De Vincenzo (classe 1978) … che all’epoca – nonostante tutto – il massimalismo lo guardava … ha però vissuto il sogno poi diventato reale, di un’estetica più articolata, che magari tracciava di basico un abito ma che poi – dietro quel basico – nascondeva invece un lavoro di processo mentale e di pura e complicata sostanza.
Erano gli anni nei quali per chi aveva voglia di andare oltre – approfondendo il linguaggio del vestire – c’erano da analizzare designer come Rei Kawakubo oppure Martin Margiela e Miuccia Prada parlava visivamente di quella moda minimale … che andava a cercare un’estetica diversa… chiamata a volte con provocazione: l’estetica del brutto.
Lo stilista che come da sua stessa ammissione è sempre stato un foglio bianco… pronto a imparare, a cercare la sfida dello sperimentare iniziò così a farsi le ossa con le sorelle Fendi (dove lavora ancora oggi) … sotto la guida di Silvia Venturini Fendi … ma vedendo – allo stesso tempo – lavorare anche Karl Lagerfeld… ed imparando da entrambe la bellezza della fatica … del voler fare sempre ciò che appare o semplicemente è più difficile… più tortuoso da raggiungere, più complicato o apparentemente più inespresso.
Oggi Marco de Vincenzo è riconosciuto a livello internazionale tra le voci più originali e interessanti della moda contemporanea.
Il suo tocco stilistico – quello di un designer principalmente “di materia” piuttosto che di volumi – è venduto tra i diversi paesi, negli Stati Uniti, in Giappone e in Korea e tutto per un modo di lavorare concettuale ma dove il lurex trova per esempio spazio nel basico e anche nel guardaroba maschile.

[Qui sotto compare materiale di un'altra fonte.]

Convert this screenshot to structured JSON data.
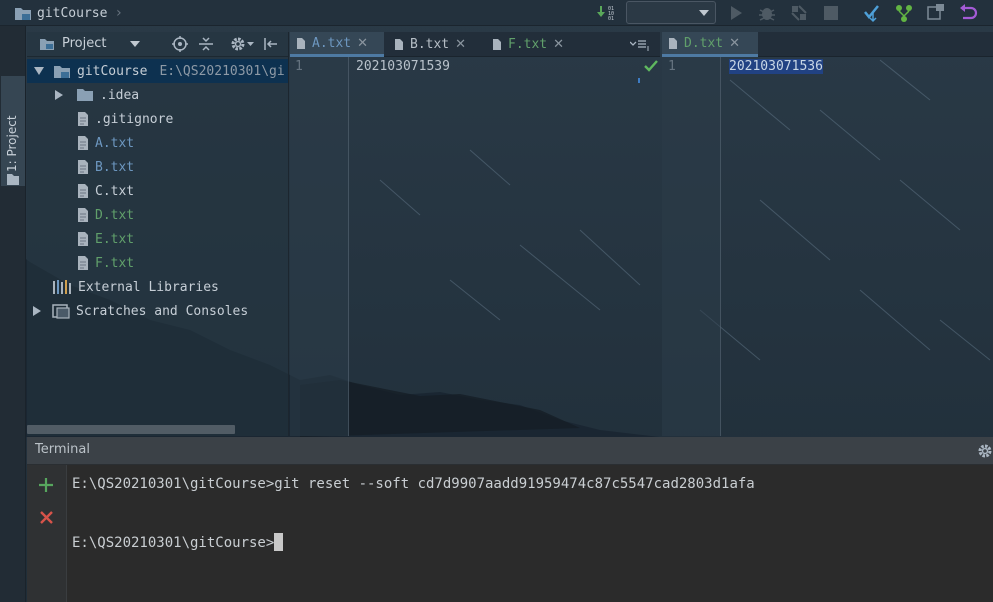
{
  "breadcrumb": {
    "project": "gitCourse"
  },
  "toolbar": {
    "run_config_value": "",
    "icons": [
      "git-update-icon",
      "run-icon",
      "debug-icon",
      "coverage-icon",
      "stop-icon",
      "vcs-update-icon",
      "vcs-commit-icon",
      "vcs-branch-icon",
      "vcs-revert-icon"
    ]
  },
  "left_stripe": {
    "project_tab": "1: Project"
  },
  "project_panel": {
    "title": "Project",
    "tree": {
      "root_label": "gitCourse",
      "root_path": "E:\\QS20210301\\gi",
      "items": [
        {
          "label": ".idea",
          "type": "folder",
          "status": "default"
        },
        {
          "label": ".gitignore",
          "type": "file",
          "status": "default"
        },
        {
          "label": "A.txt",
          "type": "file",
          "status": "modified"
        },
        {
          "label": "B.txt",
          "type": "file",
          "status": "modified"
        },
        {
          "label": "C.txt",
          "type": "file",
          "status": "default"
        },
        {
          "label": "D.txt",
          "type": "file",
          "status": "added"
        },
        {
          "label": "E.txt",
          "type": "file",
          "status": "added"
        },
        {
          "label": "F.txt",
          "type": "file",
          "status": "added"
        }
      ],
      "external_libraries": "External Libraries",
      "scratches": "Scratches and Consoles"
    }
  },
  "left_editor": {
    "tabs": [
      {
        "label": "A.txt",
        "status": "modified"
      },
      {
        "label": "B.txt",
        "status": "default"
      },
      {
        "label": "F.txt",
        "status": "added"
      }
    ],
    "line_number": "1",
    "content": "202103071539"
  },
  "right_editor": {
    "tab": {
      "label": "D.txt",
      "status": "added"
    },
    "line_number": "1",
    "content": "202103071536"
  },
  "terminal": {
    "title": "Terminal",
    "lines": [
      "E:\\QS20210301\\gitCourse>git reset --soft cd7d9907aadd91959474c87c5547cad2803d1afa",
      "E:\\QS20210301\\gitCourse>"
    ]
  },
  "colors": {
    "modified": "#6d97c0",
    "added": "#61a06b",
    "selection": "#0d3150",
    "text_selection": "#214283"
  }
}
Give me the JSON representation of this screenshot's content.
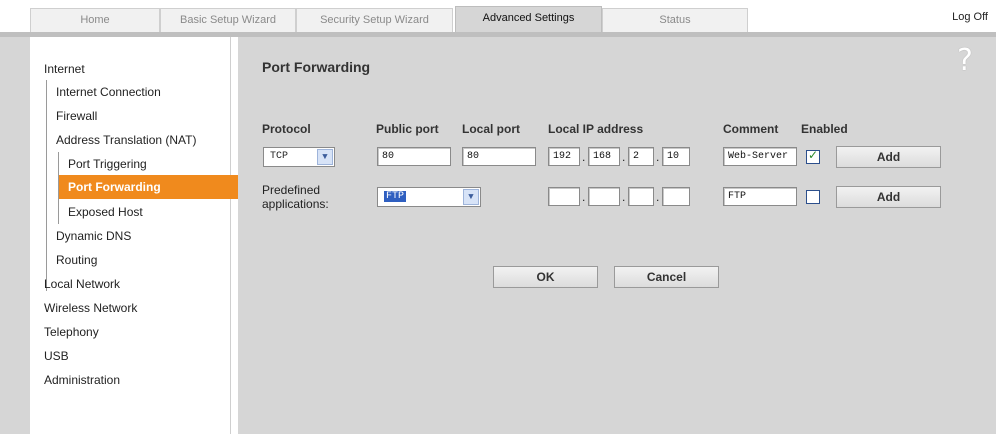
{
  "tabs": [
    "Home",
    "Basic Setup Wizard",
    "Security Setup Wizard",
    "Advanced Settings",
    "Status"
  ],
  "log_off": "Log Off",
  "sidebar": {
    "internet": "Internet",
    "internet_connection": "Internet Connection",
    "firewall": "Firewall",
    "nat": "Address Translation (NAT)",
    "port_triggering": "Port Triggering",
    "port_forwarding": "Port Forwarding",
    "exposed_host": "Exposed Host",
    "dynamic_dns": "Dynamic DNS",
    "routing": "Routing",
    "local_network": "Local Network",
    "wireless_network": "Wireless Network",
    "telephony": "Telephony",
    "usb": "USB",
    "administration": "Administration"
  },
  "page_title": "Port Forwarding",
  "help_icon": "?",
  "columns": {
    "protocol": "Protocol",
    "public_port": "Public port",
    "local_port": "Local port",
    "local_ip": "Local IP address",
    "comment": "Comment",
    "enabled": "Enabled"
  },
  "row1": {
    "protocol": "TCP",
    "public_port": "80",
    "local_port": "80",
    "ip": [
      "192",
      "168",
      "2",
      "10"
    ],
    "comment": "Web-Server",
    "enabled": true,
    "add_label": "Add"
  },
  "row2": {
    "label_line1": "Predefined",
    "label_line2": "applications:",
    "application": "FTP",
    "ip": [
      "",
      "",
      "",
      ""
    ],
    "comment": "FTP",
    "enabled": false,
    "add_label": "Add"
  },
  "ok_label": "OK",
  "cancel_label": "Cancel",
  "dot": "."
}
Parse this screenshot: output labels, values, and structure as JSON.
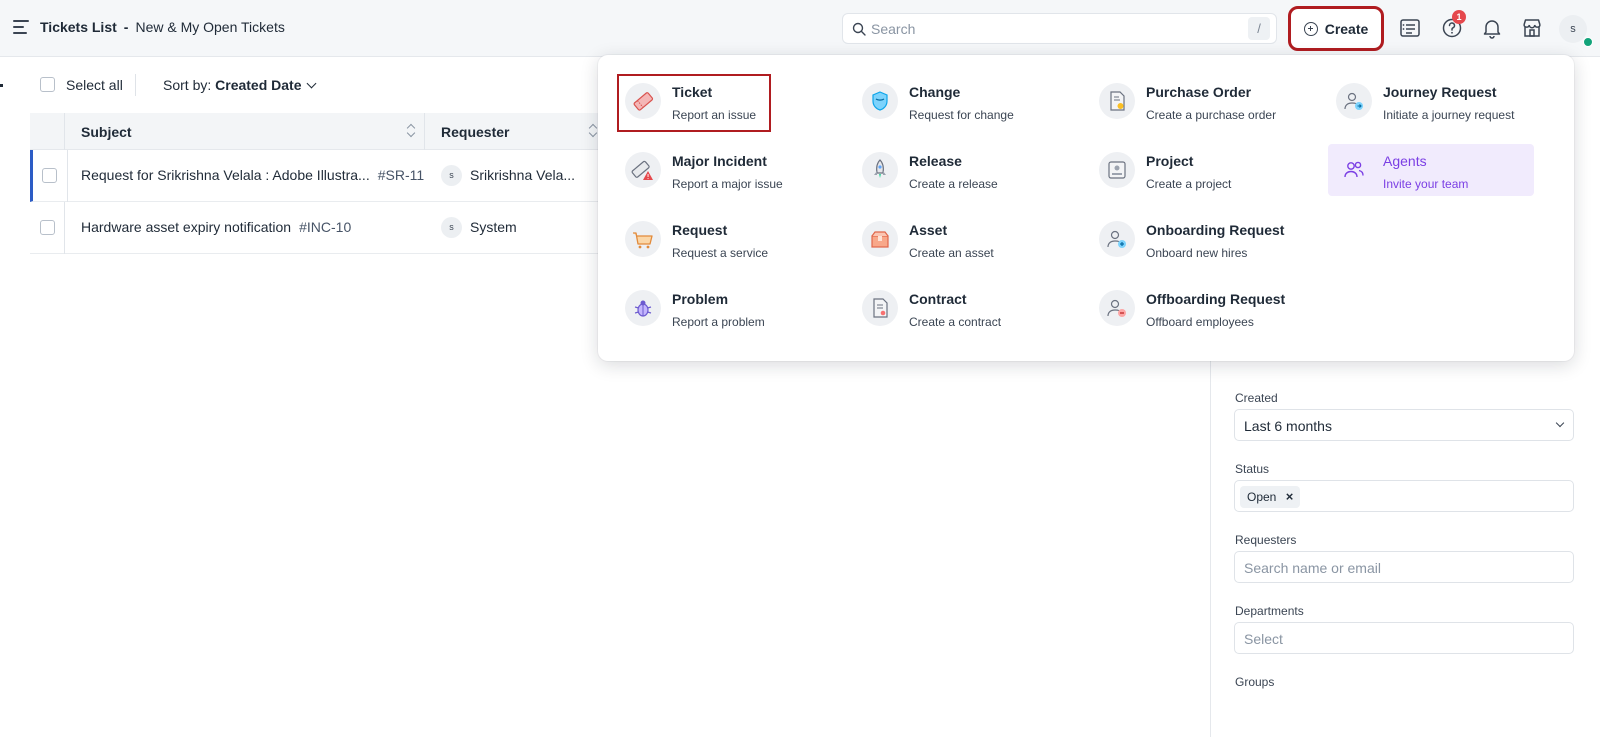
{
  "header": {
    "title": "Tickets List",
    "separator": "-",
    "view_name": "New & My Open Tickets",
    "search_placeholder": "Search",
    "search_shortcut": "/",
    "create_label": "Create",
    "help_badge_count": "1",
    "user_initial": "s"
  },
  "list": {
    "select_all_label": "Select all",
    "sort_prefix": "Sort by:",
    "sort_value": "Created Date",
    "columns": [
      "Subject",
      "Requester"
    ],
    "rows": [
      {
        "subject": "Request for Srikrishna Velala : Adobe Illustra...",
        "id": "#SR-11",
        "requester_initial": "s",
        "requester": "Srikrishna Vela..."
      },
      {
        "subject": "Hardware asset expiry notification",
        "id": "#INC-10",
        "requester_initial": "s",
        "requester": "System"
      }
    ]
  },
  "filters": {
    "created_label": "Created",
    "created_value": "Last 6 months",
    "status_label": "Status",
    "status_chip": "Open",
    "status_chip_remove": "×",
    "requesters_label": "Requesters",
    "requesters_placeholder": "Search name or email",
    "departments_label": "Departments",
    "departments_placeholder": "Select",
    "groups_label": "Groups"
  },
  "create_menu": {
    "items": [
      {
        "title": "Ticket",
        "subtitle": "Report an issue",
        "icon": "ticket-icon"
      },
      {
        "title": "Change",
        "subtitle": "Request for change",
        "icon": "shield-icon"
      },
      {
        "title": "Purchase Order",
        "subtitle": "Create a purchase order",
        "icon": "purchase-order-icon"
      },
      {
        "title": "Journey Request",
        "subtitle": "Initiate a journey request",
        "icon": "journey-icon"
      },
      {
        "title": "Major Incident",
        "subtitle": "Report a major issue",
        "icon": "major-incident-icon"
      },
      {
        "title": "Release",
        "subtitle": "Create a release",
        "icon": "rocket-icon"
      },
      {
        "title": "Project",
        "subtitle": "Create a project",
        "icon": "project-icon"
      },
      {
        "title": "Agents",
        "subtitle": "Invite your team",
        "icon": "agents-icon"
      },
      {
        "title": "Request",
        "subtitle": "Request a service",
        "icon": "cart-icon"
      },
      {
        "title": "Asset",
        "subtitle": "Create an asset",
        "icon": "box-icon"
      },
      {
        "title": "Onboarding Request",
        "subtitle": "Onboard new hires",
        "icon": "onboarding-icon"
      },
      {
        "title": "Problem",
        "subtitle": "Report a problem",
        "icon": "bug-icon"
      },
      {
        "title": "Contract",
        "subtitle": "Create a contract",
        "icon": "contract-icon"
      },
      {
        "title": "Offboarding Request",
        "subtitle": "Offboard employees",
        "icon": "offboarding-icon"
      }
    ]
  },
  "colors": {
    "accent_red": "#b01c20",
    "agents_purple": "#7b3fe4",
    "active_row_blue": "#2c5cc5",
    "status_online": "#12a37a"
  }
}
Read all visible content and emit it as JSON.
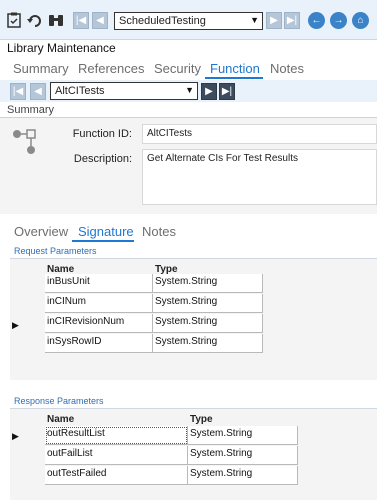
{
  "toolbar": {
    "record_select": "ScheduledTesting",
    "icons": [
      "clipboard-icon",
      "undo-icon",
      "binoculars-icon",
      "first-icon",
      "prev-icon",
      "next-icon",
      "last-icon",
      "back-icon",
      "forward-icon",
      "home-icon"
    ]
  },
  "app_title": "Library Maintenance",
  "tabs": [
    {
      "label": "Summary"
    },
    {
      "label": "References"
    },
    {
      "label": "Security"
    },
    {
      "label": "Function",
      "active": true
    },
    {
      "label": "Notes"
    }
  ],
  "function_nav": {
    "select_value": "AltCITests"
  },
  "summary": {
    "heading": "Summary",
    "function_id_label": "Function ID:",
    "function_id_value": "AltCITests",
    "description_label": "Description:",
    "description_value": "Get Alternate CIs For Test Results"
  },
  "subtabs": [
    {
      "label": "Overview"
    },
    {
      "label": "Signature",
      "active": true
    },
    {
      "label": "Notes"
    }
  ],
  "request": {
    "heading": "Request Parameters",
    "columns": [
      "Name",
      "Type"
    ],
    "rows": [
      {
        "name": "inBusUnit",
        "type": "System.String"
      },
      {
        "name": "inCINum",
        "type": "System.String"
      },
      {
        "name": "inCIRevisionNum",
        "type": "System.String"
      },
      {
        "name": "inSysRowID",
        "type": "System.String"
      }
    ]
  },
  "response": {
    "heading": "Response Parameters",
    "columns": [
      "Name",
      "Type"
    ],
    "rows": [
      {
        "name": "outResultList",
        "type": "System.String"
      },
      {
        "name": "outFailList",
        "type": "System.String"
      },
      {
        "name": "outTestFailed",
        "type": "System.String"
      }
    ]
  },
  "colors": {
    "accent": "#1f78d2",
    "toolbar_bg": "#e9f1fa",
    "nav_dark": "#3c4c5e"
  }
}
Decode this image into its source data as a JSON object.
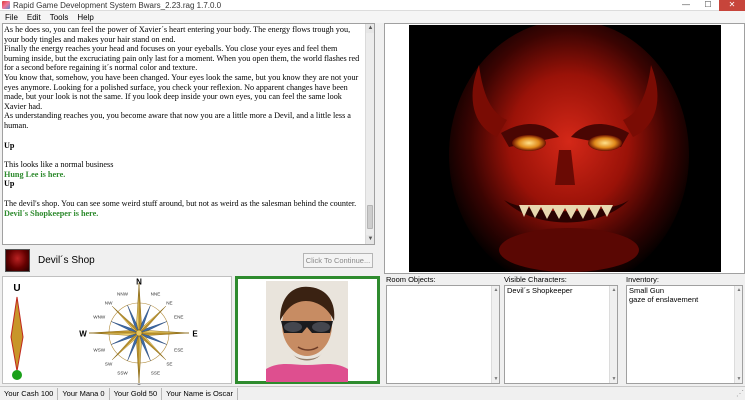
{
  "window": {
    "title": "Rapid Game Development System Bwars_2.23.rag 1.7.0.0",
    "minimize": "—",
    "maximize": "☐",
    "close": "✕"
  },
  "menu": [
    "File",
    "Edit",
    "Tools",
    "Help"
  ],
  "story": {
    "paragraphs": [
      {
        "style": "normal",
        "text": "As he does so, you can feel the power of Xavier´s heart entering your body. The energy flows trough you, your body tingles and makes your hair stand on end."
      },
      {
        "style": "normal",
        "text": "Finally the energy reaches your head and focuses on your eyeballs. You close your eyes and feel them burning inside, but the excruciating pain only last for a moment. When you open them, the world flashes red for a second before regaining it´s normal color and texture."
      },
      {
        "style": "normal",
        "text": "You know that, somehow, you have been changed. Your eyes look the same, but you know they are not your eyes anymore. Looking for a polished surface, you check your reflexion. No apparent changes have been made, but your look is not the same. If you look deep inside your own eyes, you can feel the same look Xavier had."
      },
      {
        "style": "normal",
        "text": "As understanding reaches you, you become aware that now you are a little more a Devil, and a little less a human."
      },
      {
        "style": "gap",
        "text": ""
      },
      {
        "style": "bold",
        "text": "Up"
      },
      {
        "style": "gap",
        "text": ""
      },
      {
        "style": "normal",
        "text": "This looks like a normal business"
      },
      {
        "style": "green",
        "text": "Hung Lee is here."
      },
      {
        "style": "bold",
        "text": "Up"
      },
      {
        "style": "gap",
        "text": ""
      },
      {
        "style": "normal",
        "text": "The devil's shop. You can see some weird stuff around, but not as weird as the salesman behind the counter."
      },
      {
        "style": "green",
        "text": "Devil´s Shopkeeper is here."
      }
    ]
  },
  "location": {
    "name": "Devil´s Shop",
    "continue_label": "Click To Continue..."
  },
  "gauge": {
    "top_label": "U",
    "colors": {
      "fill": "#c8962a",
      "stroke": "#c0281e",
      "dot": "#1aa01a"
    }
  },
  "compass": {
    "labels": [
      "N",
      "NNE",
      "NE",
      "ENE",
      "E",
      "ESE",
      "SE",
      "SSE",
      "S",
      "SSW",
      "SW",
      "WSW",
      "W",
      "WNW",
      "NW",
      "NNW"
    ]
  },
  "panels": {
    "room_objects": {
      "label": "Room Objects:",
      "items": []
    },
    "visible_characters": {
      "label": "Visible Characters:",
      "items": [
        "Devil´s Shopkeeper"
      ]
    },
    "inventory": {
      "label": "Inventory:",
      "items": [
        "Small Gun",
        "gaze of enslavement"
      ]
    }
  },
  "status": {
    "cash": "Your Cash 100",
    "mana": "Your Mana 0",
    "gold": "Your Gold 50",
    "name": "Your Name is Oscar"
  },
  "colors": {
    "story_green": "#2d8a2d",
    "npc_border": "#2e8b2e",
    "close_button": "#c7453b"
  }
}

Un talento quello di de Vincenzo che il colosso mondiale LVMH ha abbracciato: sostenendolo, rassicurandolo ma lasciandolo libero di essere stesso, di essere pura creatività ma con “la testa” per saper vendere. L’ho incontrato questa settimana per Focus On.
Intervista a Marco De Vincenzo
E’ difficile far parte di un sistema – quello modaiolo – con delle dinamiche e dei cliché da rispettare? Ricordo che un giorno mi dissero… “devi stare un po’ più dentro il sugo” un modo per dire che dovevo frequentare di più l’ambiente e lavorare con quelle persone che il sistema della moda in quel momento imponeva. Ecco, io ci ho provato ma il tutto mi è sembrato molto impersonale. Io sono un designer un po’old style e mi piace invece molto di più tutto il lavoro che sta dietro una presentazione o uno show… perché di base sono un progettista e amo principalmente costruire le collezioni. Se poi qualcuno all’improvviso – magari al termine del mio lavoro – mi suggerisce di mescolare i capi in un modo che non sento mio oppure mi suggerisce per esempio dei pezzi musicali per il mio show .. ecco tutto ciò non mi convince perché in realtà credo nelle collaborazioni vere che nascono da alcuni passaggi in più. Voglio dire che se una persona ha seguito fin dall’inizio il perché della mia collezione e che cosa c’è dietro … credo che questa persona possa chiudere il cerchio in maniera più giusta.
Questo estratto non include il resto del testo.